- Promotional poster
- Directed by: John Maloof; Charlie Siskel;
- Screenplay by: John Maloof; Charlie Siskel;
- Produced by: John Maloof; Charlie Siskel;
- Starring: John Maloof; Phil Donahue; Mary Ellen Mark; Joel Meyerowitz; Tim Roth;
- Narrated by: John Maloof
- Cinematography: John Maloof
- Edited by: Aaron Wickenden
- Music by: J. Ralph
- Production company: Ravine Pictures
- Distributed by: IFC Films
- Release dates: September 9, 2013 (TIFF); March 28, 2014 (United States);
- Running time: 84 minutes
- Country: United States
- Languages: English; French;
- Box office: $2.2 million

= Finding Vivian Maier =

2013 American documentary film

Finding Vivian Maier is a 2013 American documentary film about the photographer Vivian Maier, written, directed, and produced by John Maloof and Charlie Siskel, and executive produced by Jeff Garlin.

==Synopsis==
Maier was a French-American woman who worked most of her life as a nanny and housekeeper to a multitude of Chicago families. She carried a camera everywhere she went, but Maier's photographic legacy was largely unknown during her lifetime. She died in 2009.

The film documents how Maloof discovered her work and, after her death, uncovered her life through interviews with people who knew her. Maloof had purchased a box of photo negatives at a 2007 Chicago auction, then scanned the images and put them on the Internet. News articles began to come out about Maier and a Kickstarter campaign for the documentary was soon underway (one also using her home movies, audio recordings and other archival materials).

==Interviews==
- John Maloof
- Phil Donahue
- Mary Ellen Mark
- Joel Meyerowitz
- Tim Roth

==Reception==
===Critical response===
Finding Vivian Maier has an approval rating of 95% on review aggregator website Rotten Tomatoes, based on 100 reviews, and an average rating of 7.50/10. The website's critical consensus states, "Narratively gripping, visually striking, and ultimately thought-provoking, Finding Vivian Maier shines an overdue spotlight on its subject's long-hidden brilliance". It also has a score of 75 out of 100 on Metacritic, based on 27 critics, indicating "generally favorable" reviews.

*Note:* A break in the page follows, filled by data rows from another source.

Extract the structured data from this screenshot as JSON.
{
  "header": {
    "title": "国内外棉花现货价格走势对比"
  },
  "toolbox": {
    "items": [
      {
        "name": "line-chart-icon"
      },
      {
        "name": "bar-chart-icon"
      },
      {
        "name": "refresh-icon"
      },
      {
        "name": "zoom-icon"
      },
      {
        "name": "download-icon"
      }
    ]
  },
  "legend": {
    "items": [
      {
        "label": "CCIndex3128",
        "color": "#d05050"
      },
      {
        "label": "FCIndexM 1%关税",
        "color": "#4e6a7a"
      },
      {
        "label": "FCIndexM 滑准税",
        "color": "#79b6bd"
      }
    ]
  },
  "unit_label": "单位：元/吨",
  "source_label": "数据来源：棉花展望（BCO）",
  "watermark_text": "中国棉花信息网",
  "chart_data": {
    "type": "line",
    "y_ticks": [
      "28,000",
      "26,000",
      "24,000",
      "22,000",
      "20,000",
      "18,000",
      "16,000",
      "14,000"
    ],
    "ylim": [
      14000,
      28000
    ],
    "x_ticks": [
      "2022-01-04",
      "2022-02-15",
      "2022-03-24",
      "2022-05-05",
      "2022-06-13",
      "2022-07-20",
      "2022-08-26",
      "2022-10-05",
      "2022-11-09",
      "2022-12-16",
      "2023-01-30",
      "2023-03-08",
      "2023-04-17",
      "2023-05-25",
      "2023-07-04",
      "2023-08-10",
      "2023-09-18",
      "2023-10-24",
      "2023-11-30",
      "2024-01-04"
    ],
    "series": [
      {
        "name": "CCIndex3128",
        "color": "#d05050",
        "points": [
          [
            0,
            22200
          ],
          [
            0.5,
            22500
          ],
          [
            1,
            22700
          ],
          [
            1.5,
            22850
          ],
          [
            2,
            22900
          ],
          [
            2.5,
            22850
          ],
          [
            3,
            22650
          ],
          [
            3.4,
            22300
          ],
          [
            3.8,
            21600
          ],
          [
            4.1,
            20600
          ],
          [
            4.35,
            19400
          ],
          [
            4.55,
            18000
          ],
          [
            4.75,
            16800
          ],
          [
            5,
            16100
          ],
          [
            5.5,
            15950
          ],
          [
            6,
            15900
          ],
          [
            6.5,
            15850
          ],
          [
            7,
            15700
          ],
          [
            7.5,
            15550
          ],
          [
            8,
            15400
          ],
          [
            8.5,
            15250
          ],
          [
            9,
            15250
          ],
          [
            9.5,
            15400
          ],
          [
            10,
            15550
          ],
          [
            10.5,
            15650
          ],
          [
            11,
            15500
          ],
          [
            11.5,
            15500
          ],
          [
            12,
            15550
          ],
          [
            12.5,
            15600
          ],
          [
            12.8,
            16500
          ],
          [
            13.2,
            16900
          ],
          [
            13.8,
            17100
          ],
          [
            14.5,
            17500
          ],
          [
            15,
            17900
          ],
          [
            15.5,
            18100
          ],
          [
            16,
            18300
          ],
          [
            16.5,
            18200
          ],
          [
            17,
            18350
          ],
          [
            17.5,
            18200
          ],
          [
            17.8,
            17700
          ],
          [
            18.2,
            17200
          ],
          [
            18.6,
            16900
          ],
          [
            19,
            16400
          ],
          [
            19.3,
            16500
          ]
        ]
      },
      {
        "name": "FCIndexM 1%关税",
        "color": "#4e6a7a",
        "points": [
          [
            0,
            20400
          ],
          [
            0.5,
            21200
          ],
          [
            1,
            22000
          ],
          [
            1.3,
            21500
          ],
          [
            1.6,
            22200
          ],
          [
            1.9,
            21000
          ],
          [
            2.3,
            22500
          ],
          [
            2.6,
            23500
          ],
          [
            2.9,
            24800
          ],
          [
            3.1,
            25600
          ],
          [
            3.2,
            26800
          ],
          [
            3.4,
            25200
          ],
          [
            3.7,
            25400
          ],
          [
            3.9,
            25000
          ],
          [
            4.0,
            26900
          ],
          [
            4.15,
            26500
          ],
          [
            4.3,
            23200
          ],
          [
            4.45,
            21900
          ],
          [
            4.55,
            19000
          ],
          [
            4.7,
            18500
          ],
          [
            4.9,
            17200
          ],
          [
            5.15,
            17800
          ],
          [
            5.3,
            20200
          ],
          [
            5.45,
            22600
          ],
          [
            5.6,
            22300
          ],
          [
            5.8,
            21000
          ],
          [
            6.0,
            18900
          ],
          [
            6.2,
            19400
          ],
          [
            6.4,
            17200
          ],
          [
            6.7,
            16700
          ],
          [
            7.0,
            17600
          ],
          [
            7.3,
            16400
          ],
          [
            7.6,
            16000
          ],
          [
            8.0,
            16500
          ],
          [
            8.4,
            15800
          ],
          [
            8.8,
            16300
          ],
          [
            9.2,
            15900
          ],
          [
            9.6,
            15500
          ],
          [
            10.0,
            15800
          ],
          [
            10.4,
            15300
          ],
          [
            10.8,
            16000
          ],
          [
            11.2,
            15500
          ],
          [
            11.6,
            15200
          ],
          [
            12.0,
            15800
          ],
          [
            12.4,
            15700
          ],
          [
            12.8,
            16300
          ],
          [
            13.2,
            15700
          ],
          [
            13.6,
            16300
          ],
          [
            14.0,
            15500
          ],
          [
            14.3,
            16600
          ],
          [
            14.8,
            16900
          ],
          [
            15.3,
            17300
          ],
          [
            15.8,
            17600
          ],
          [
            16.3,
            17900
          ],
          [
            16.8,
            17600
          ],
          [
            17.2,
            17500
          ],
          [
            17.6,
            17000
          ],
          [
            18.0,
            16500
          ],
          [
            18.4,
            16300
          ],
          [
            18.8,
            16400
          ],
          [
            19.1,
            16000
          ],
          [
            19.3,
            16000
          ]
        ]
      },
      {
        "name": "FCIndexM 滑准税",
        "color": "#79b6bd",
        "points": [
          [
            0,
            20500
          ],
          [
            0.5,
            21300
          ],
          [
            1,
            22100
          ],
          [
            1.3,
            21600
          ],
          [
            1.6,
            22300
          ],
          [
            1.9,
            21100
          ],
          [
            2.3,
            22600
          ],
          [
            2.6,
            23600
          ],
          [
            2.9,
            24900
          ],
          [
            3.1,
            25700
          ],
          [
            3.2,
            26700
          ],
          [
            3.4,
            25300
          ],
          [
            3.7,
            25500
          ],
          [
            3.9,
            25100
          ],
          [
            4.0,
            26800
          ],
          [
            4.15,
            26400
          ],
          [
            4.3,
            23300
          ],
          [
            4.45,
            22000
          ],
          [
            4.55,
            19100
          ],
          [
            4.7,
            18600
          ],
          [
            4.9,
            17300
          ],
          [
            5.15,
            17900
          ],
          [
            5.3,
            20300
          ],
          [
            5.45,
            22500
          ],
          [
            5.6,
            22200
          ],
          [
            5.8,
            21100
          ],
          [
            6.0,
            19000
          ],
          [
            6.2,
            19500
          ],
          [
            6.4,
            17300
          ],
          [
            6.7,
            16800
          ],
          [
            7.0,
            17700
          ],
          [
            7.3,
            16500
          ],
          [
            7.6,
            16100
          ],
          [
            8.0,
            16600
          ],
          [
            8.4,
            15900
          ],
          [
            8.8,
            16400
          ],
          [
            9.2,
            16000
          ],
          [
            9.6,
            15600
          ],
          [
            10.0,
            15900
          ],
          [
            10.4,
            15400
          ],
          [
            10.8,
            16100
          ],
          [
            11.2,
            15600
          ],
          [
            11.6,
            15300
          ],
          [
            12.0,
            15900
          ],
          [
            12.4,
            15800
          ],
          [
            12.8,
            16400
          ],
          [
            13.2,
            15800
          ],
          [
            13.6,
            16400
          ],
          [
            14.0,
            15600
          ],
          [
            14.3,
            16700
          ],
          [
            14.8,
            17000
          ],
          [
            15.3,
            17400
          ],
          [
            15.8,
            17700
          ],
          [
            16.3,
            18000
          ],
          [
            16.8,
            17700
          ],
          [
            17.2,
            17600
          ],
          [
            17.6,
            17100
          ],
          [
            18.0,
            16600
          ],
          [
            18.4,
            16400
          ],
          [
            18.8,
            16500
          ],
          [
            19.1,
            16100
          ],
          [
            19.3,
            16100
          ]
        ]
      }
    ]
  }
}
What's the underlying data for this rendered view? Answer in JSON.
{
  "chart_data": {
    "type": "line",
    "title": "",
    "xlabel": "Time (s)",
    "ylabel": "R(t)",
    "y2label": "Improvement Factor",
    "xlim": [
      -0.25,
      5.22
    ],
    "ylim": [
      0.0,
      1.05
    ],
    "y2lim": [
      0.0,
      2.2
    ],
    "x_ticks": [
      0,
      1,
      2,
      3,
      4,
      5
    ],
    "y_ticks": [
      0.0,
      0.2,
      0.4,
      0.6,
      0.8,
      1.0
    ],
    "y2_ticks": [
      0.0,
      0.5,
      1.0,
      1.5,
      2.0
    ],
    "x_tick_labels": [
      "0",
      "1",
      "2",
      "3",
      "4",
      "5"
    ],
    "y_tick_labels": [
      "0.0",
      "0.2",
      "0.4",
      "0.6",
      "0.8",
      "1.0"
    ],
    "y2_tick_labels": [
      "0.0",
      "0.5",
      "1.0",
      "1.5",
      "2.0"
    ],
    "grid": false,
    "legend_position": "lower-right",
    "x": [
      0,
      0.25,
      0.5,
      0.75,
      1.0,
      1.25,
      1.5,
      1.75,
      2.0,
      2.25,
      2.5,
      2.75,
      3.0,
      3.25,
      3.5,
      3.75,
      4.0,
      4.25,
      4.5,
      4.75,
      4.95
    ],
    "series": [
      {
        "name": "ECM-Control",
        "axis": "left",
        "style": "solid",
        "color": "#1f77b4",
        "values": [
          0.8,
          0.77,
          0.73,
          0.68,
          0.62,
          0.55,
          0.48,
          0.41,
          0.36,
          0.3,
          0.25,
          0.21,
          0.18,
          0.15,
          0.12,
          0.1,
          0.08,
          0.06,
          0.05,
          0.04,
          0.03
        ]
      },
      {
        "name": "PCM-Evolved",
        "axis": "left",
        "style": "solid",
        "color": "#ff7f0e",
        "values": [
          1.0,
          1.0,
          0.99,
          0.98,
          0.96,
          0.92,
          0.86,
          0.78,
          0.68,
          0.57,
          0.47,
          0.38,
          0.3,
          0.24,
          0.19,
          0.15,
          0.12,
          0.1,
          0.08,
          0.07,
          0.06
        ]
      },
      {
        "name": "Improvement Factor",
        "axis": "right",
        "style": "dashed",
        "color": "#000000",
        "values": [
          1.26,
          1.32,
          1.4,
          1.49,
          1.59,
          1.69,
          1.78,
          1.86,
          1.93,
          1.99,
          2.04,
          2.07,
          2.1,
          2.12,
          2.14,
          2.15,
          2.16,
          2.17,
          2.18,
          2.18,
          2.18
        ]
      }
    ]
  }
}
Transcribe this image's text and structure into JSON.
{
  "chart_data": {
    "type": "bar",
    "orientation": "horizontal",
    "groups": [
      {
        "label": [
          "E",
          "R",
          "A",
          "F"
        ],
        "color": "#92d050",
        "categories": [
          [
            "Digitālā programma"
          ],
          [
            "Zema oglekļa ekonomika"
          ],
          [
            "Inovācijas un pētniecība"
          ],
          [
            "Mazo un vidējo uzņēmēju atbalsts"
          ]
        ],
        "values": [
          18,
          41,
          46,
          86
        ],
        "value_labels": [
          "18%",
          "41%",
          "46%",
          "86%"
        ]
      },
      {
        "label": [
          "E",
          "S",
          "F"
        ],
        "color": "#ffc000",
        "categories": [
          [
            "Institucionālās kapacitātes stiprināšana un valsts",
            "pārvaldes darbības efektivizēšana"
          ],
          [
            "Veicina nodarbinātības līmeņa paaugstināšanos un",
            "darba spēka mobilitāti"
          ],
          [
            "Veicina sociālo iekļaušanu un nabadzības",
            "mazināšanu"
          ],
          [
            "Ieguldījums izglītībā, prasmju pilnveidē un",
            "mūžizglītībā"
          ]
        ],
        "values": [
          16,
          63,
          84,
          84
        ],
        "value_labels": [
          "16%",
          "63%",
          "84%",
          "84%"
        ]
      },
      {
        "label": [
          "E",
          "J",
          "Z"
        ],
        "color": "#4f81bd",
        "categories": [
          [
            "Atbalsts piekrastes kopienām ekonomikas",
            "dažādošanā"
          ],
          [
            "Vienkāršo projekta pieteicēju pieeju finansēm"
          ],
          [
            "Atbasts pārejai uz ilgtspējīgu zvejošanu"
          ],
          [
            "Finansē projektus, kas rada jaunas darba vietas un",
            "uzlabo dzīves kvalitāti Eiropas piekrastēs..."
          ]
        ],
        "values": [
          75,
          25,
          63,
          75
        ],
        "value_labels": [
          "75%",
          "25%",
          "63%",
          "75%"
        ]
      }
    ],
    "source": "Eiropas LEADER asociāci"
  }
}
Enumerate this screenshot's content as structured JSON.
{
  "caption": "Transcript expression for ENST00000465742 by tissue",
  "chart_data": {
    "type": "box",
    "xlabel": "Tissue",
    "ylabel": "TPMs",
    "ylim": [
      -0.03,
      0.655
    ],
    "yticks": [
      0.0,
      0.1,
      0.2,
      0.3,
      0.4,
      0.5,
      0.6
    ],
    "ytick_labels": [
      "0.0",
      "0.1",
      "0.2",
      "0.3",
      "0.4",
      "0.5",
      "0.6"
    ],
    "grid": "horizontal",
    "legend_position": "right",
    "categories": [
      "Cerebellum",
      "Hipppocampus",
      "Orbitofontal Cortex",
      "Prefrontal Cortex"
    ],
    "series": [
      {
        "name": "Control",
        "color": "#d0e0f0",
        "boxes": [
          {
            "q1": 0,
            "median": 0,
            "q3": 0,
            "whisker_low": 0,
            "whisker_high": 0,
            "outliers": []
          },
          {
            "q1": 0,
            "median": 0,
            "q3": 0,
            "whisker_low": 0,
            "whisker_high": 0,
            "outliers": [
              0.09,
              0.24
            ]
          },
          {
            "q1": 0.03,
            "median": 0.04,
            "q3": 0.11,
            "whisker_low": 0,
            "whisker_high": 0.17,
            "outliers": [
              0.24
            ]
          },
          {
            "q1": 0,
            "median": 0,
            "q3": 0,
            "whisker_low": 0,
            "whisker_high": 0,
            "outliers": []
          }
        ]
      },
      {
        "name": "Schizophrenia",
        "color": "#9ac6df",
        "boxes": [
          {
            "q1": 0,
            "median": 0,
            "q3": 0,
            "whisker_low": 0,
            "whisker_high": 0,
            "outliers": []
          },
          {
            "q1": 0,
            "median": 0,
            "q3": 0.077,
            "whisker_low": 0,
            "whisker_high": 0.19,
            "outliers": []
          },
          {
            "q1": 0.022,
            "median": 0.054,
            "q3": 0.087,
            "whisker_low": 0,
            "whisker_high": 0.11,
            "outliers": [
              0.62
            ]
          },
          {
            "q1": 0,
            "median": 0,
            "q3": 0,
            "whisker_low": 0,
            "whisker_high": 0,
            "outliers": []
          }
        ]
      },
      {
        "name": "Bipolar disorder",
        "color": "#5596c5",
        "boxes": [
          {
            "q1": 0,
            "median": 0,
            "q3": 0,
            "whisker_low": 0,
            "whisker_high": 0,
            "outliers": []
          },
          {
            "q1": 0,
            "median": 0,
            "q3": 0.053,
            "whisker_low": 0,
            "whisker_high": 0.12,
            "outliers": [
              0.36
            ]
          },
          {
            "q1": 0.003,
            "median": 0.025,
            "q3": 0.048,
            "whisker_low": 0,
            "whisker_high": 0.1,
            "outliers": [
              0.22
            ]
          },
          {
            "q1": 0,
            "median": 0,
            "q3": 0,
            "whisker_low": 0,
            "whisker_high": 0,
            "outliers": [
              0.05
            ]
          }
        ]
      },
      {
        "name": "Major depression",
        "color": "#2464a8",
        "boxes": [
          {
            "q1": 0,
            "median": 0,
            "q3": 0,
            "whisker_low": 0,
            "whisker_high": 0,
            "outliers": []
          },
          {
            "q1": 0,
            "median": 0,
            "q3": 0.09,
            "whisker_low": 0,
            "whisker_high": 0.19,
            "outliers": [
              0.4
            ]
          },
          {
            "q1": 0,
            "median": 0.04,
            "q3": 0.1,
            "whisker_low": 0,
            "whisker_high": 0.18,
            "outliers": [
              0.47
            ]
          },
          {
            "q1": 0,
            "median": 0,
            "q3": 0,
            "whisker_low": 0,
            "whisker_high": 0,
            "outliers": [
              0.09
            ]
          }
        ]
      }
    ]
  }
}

The film had its world premiere at the 2013 Toronto International Film Festival on 9 September 2013. It was shown in cinemas, and was released on DVD in November 2014. Upon release, the film received critical acclaim, and won various awards, and was nominated for the Academy Award for Best Documentary Feature at the 87th Academy Awards.

===Accolades===
- 2014: Best Documentary Feature, Alaska Airlines Audience Award, Portland International Film Festival.
- 2014: Best New Director Award, Alaska Airlines Audience Award, Portland International Film Festival.
- 2014: Founders Prize for Best Documentary, Traverse City Film Festival.
- 2014: Won (tied with The Overnighters by Jesse Moss) Grand Jury Prize, Knight Documentary Competition, Miami International Film Festival.
- 2014: John Schlesinger Award for Outstanding First Feature, Palm Springs International Film Festival.
- 2014: Nominated for an Academy Award for Best Documentary Feature at the 87th Academy Awards.
- 2014: Nominated for Best Documentary Screenplay from the Writers Guild of America.